Pustular psoriasis affects the palms and soles. It is characterized by small, deep pus-filled blisters as well as copper-colored hue with a shade of red, flaky skin. It is similar to acropustulosis or palmoplantar pustulosis.
Erythroderma is a condition characterized by reddening, flaking, and thickening of the skin in most parts of the body. Erythrodermic psoriasis takes place when a person has a history of plaque psoriasis. It can also be a result of widespread eczema, skin reaction to drugs, or cutaneous lymphoma. It may be accompanied by fevers and chills and requires treatment in a hospital.

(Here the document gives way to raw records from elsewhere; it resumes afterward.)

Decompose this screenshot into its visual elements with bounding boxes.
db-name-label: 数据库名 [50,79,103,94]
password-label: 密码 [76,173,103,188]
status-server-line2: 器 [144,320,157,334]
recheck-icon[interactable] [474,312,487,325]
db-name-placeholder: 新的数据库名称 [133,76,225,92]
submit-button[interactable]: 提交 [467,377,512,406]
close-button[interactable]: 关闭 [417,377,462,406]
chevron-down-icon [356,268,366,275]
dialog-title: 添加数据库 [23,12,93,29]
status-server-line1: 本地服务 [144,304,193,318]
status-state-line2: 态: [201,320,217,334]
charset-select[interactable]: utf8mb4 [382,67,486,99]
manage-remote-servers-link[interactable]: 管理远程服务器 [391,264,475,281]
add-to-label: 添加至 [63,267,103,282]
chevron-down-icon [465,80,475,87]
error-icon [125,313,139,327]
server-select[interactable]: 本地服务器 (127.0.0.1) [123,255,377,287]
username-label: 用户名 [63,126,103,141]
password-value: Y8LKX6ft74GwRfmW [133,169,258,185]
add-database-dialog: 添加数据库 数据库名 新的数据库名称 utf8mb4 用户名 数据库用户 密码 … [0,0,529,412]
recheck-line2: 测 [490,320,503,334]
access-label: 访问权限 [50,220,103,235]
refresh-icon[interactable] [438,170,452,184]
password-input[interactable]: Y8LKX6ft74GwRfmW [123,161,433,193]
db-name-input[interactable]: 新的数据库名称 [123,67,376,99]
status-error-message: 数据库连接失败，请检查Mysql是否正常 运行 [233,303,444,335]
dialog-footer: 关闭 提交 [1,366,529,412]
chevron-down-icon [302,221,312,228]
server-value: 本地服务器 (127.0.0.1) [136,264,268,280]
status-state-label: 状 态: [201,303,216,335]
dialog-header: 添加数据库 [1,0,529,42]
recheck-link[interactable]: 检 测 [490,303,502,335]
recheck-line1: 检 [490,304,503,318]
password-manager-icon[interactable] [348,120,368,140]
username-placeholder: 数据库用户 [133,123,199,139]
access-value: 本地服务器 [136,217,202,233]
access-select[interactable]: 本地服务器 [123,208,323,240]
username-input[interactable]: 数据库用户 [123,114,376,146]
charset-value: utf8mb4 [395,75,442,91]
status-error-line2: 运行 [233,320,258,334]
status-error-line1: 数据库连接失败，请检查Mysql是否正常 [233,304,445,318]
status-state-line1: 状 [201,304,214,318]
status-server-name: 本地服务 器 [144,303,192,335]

Pustular psoriasis is a rare and severe kind of the condition characterized by the formation of small, pus-filled blisters on the skin. It may require treatment in the hospital as patients fall ill from fevers and chills. Aside from that, it may require special therapies because traditional treatment approaches can easily irritate their skin. It can lead to disability when the condition extends to the palms and soles.
Inverse or flexural psoriasis usually affects the area of the body where there is skin folding such as the armpits, groin, and webs of the toes. It is often whitish in color and usually soft like a fungal infection.
Understanding the various kinds of psoriasis can be helpful in determining the method of treatment that will be used.